Por onde anda o sistema acusatório?

Aprendemos, desde os bancos da graduação em Direito, que o processo penal foi regido, ao longo de sua história, por dois grandes sistemas, quais sejam, a rigor: o sistema inquisitório e o sistema acusatório. As diferenças entre um e outro, é bom que se diga, são várias e variadas, com uma profundidade digna de um Oceano. Não há como desenvolvê-las aqui.
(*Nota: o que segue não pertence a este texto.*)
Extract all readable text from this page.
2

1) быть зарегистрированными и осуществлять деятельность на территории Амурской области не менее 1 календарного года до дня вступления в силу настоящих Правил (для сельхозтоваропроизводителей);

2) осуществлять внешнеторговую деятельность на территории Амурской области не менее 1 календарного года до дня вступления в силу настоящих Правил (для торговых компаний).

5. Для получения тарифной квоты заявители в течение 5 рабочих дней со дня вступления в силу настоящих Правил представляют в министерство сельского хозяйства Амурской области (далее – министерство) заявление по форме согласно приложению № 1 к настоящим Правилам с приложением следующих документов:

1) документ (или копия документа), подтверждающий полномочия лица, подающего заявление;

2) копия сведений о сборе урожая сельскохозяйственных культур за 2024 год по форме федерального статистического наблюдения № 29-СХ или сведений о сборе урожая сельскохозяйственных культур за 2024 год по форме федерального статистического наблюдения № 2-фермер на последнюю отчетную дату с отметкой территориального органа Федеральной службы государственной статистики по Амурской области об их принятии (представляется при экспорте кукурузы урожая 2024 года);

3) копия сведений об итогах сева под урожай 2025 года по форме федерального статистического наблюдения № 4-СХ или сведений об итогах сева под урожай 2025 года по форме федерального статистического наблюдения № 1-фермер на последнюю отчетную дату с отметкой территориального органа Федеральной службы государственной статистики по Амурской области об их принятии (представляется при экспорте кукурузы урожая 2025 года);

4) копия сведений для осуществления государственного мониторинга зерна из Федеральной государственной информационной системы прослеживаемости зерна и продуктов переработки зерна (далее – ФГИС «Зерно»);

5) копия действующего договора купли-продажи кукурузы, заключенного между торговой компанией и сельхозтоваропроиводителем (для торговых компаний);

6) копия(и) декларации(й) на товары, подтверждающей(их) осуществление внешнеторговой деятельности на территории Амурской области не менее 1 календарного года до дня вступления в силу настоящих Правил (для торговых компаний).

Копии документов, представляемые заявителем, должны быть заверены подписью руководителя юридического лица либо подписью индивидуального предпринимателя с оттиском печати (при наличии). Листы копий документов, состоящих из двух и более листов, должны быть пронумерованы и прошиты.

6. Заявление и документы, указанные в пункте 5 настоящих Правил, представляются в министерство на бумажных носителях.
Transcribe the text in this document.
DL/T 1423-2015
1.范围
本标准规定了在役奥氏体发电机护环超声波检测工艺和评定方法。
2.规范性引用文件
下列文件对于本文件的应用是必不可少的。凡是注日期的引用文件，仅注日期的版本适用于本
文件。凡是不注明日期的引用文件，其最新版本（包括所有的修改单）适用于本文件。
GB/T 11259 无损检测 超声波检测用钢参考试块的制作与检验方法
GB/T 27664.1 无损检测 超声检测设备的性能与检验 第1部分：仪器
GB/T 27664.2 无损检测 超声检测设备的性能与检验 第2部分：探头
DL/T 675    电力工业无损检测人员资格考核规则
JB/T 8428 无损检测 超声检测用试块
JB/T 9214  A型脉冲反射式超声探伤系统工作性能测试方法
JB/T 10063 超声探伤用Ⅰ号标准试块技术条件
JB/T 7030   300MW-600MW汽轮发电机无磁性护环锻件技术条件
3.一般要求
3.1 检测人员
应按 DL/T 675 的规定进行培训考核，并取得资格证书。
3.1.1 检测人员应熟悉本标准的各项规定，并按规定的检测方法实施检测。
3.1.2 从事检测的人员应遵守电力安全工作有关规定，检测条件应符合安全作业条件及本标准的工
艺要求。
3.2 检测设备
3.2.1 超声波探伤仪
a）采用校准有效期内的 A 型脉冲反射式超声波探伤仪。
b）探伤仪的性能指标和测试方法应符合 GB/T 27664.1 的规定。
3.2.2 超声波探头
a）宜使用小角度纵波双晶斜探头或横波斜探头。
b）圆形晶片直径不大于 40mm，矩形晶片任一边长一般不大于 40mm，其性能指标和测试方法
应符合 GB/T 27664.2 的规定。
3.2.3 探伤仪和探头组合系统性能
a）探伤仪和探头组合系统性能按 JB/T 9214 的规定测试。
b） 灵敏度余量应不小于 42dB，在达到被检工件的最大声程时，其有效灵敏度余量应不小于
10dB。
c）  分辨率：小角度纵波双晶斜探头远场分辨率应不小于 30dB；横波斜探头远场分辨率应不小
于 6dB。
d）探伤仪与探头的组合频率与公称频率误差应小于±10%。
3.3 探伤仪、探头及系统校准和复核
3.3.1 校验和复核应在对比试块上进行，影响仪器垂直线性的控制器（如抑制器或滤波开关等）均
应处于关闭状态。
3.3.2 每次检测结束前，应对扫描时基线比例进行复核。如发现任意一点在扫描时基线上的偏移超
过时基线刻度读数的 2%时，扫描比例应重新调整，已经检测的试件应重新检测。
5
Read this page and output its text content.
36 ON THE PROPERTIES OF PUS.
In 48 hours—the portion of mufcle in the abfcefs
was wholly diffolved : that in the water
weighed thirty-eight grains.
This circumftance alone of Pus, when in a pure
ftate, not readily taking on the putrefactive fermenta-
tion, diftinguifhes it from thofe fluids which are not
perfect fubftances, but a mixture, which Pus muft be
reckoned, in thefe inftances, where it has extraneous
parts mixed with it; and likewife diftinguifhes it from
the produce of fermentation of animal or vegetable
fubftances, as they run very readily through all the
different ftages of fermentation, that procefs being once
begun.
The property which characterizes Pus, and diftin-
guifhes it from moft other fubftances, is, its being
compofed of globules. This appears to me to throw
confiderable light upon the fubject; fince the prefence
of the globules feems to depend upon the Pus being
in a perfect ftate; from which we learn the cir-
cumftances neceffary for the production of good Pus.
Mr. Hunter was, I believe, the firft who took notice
Porém, há uma característica básica a notabiliza-los, isto é: o papel do juiz.

O sistema inquisitório (ou inquisitivo), que remonta há alguns séculos nebulosos na história, inclusive, é caracterizado por um papel demasiado ativo por parte do julgador – o juiz atua como parte, investiga, dirige a produção da prova, acusa e julga. Não é juiz. Mas carrasco, basicamente. Não há espaço para imparcialidade objetiva e subjetiva, tampouco para o resguardo de direitos ao acusado. E o processo, inclusive, corre mediante segrego, na maior parte das vezes – até mesmo para não expor o arbítrio (!) daquele que decide. Apesar do absurdo, é preciso registrar que essa prática nefasta frutificou às pencas ao longo da história.

Já o sistema acusatório é a superação do primeiro, ainda que tardia. O sistema acusatório caracteriza-se pela clara separação das funções de acusar, defender e julgar. Ao acusado é assegurada uma gama de direitos, como a ampla defesa, o contraditório, o direito de não ser processado e condenado com lastro em provas ilícitas, a imparcialidade judicial e a equidistância do juiz com relação às partes, a fundamentação das decisões judiciais etc. Aqui o processo é público, por regra, submetido ao escrutínio alheio, bem como a instâncias superiores. A chave é o papel do juiz – aqui o juiz é garantidor, inclusive, dos direitos dos acusados contra o poder estatal, guardião da constitucionalidade. Assim deveria ser, ao menos. Alguns falam de um sistema misto, de igual modo. Mas issonão passa de uma reminiscência autoritária; ede um álibi meramente retórico para fazer quebrar o sistema acusatório. O processo penal no Brasil é regido pelo sistema acusatório, a partir da Constituição de 1988. Assim o é. Ou, reitero, ao menos assim deveria ser.

Falo, então, à luz dessas premissas, do que assisti perante o STF no curso da semana, naquilo que lidou com o interrogatório dos réus acusados pelo 8 de janeiro. E o que vi? Vi a quebra, agora escancarada, para quem quiser ver, do mesmo sistema acusatório, algo que já vínhamos denunciando há tempos – nós e muita gente para além.

E por que houve essa quebra, vez mais? Ora, o que se viu ali foi o retorno do chamado “sistema presidencialista” na dinâmica das audiências de instrução, com perguntas dirigidas ao juiz, não mais diretamente às testemunhas ou interrogandos. E o artigo 212 do CPP? Quebra do sistema acusatório. Mas não parou por aí: e a oitiva de Mauro Cid conjuntamente, não na condição de testemunha de acusação especial, porquanto delator – ainda que ele seja corréu? Nova quebra. E a postura ativa do magistrado na formulação de perguntas, não apenas aos réus em geral, mas ao delator? E a ordem, começando pelas partes e só passando ao juiz à título de complementariedade, regra básica de “cross examination”, até mesmo porque o interrogatório é um ato de defesa, não um instrumento para obter a confissão (isso é para um sistema inquisitorial). Enfim… resta lamentar. Anda longe, pois, o sistema acusatório. E não é de hoje.